Critics of a Miami-Dade proposal to extend State Road 836 beyond the county's urban development boundary say constructing new highways in South Florida is an outdated solution to traffic problems.

"This is the kind of approach to dealing with traffic that you would have seen in the 60s and the 70s," said Richard Grosso, an attorney for the Hold the Line Coalition, a group of transportation and environmental organizations that oppose the plan. "The idea that in 2018 the response to a traffic problem would be, 'Let's build another highway out west, outside of an urban boundary,' is just completely contrary to everything we've learned in the last several decades."

Commissioners are expected to vote on Wednesday whether to send the proposal to state regulators for approval.
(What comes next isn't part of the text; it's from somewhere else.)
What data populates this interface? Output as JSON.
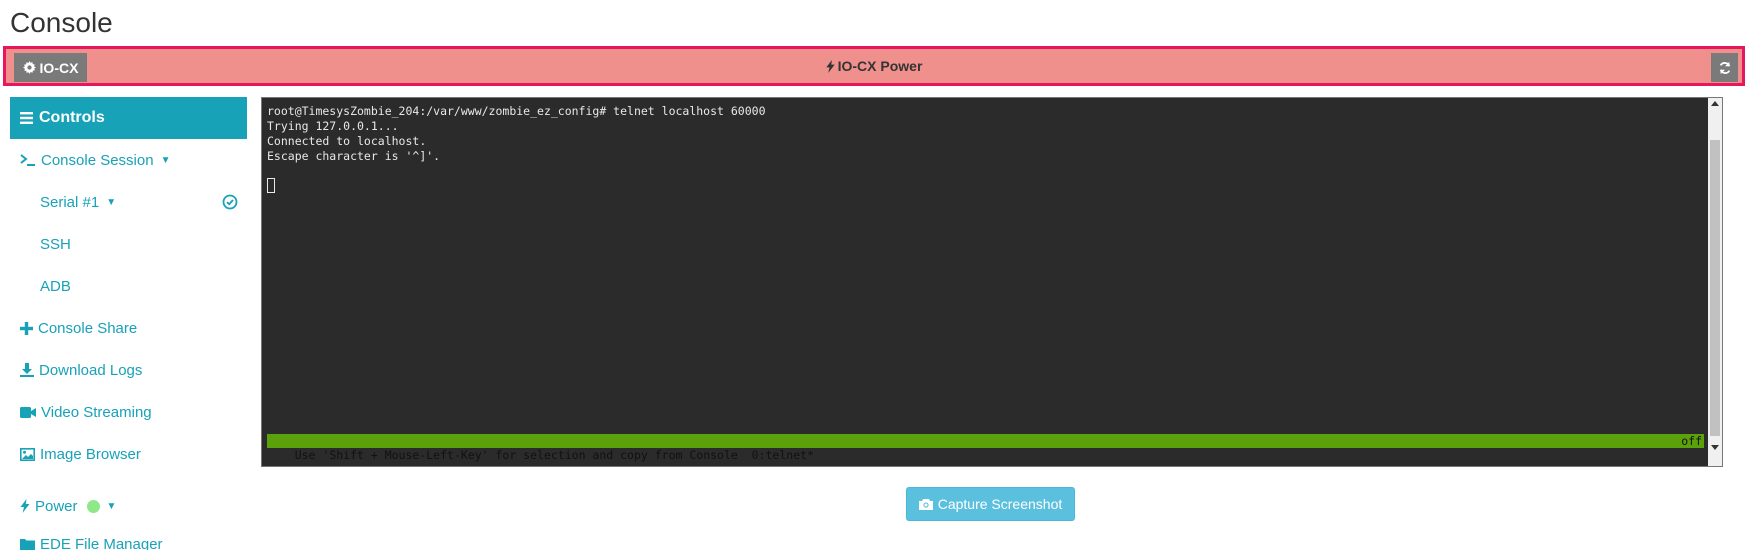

The plan aims to provide traffic relief for commuters from the West Kendall area, some of whom currently spend an hour-and-a-half or more driving into Miami.

Grosso is among critics who say the 14-mile extension proposal is a departure by Miami-Dade from the Southeast Florida Regional Climate Change Compact, a sustainability and economic development framework the county entered with Broward, Palm Beach and Monroe counties in 2010 and recommitted to in 2017. The compact encourages proactive planning on regional issues such as sea-level rise, traffic, and climate change, and emphasizes public transit, renewable energy and limits to urban sprawl.

Grosso said the proposed extension "is just completely contrary to everything we've learned in the last several decades."

Miami-Dade officials say if low- or no-emissions vehicles were used on the new road, that would fit with the compact's aims. They also say they will take steps to ensure that extending the expressway would not easily enable new development in the wetland areas near Everglades National Park.

"Future development applications would be considered as if the parkway were not there, compelling developers to compensate for their traffic impact, either monetarily or by building roadway improvements," Mayor Carlos Gimenez wrote in an op-ed last week in the Miami Herald.

County staff said water that runs off from the extension would be treated on site and would present no harm to the environment or to a freshwater wellfield that's in close proximity to the proposed extension area.

The extension's exact path has not been finalized; if the proposal is passed to state regulators, county officials say the design would be finalized by the time it returns to commissioners for final approval.

Last year Miami-Dade's government operations committee rejected the proposal. But it's on commissioners' agenda this year as Miami-Dade considers its comprehensive development master plan.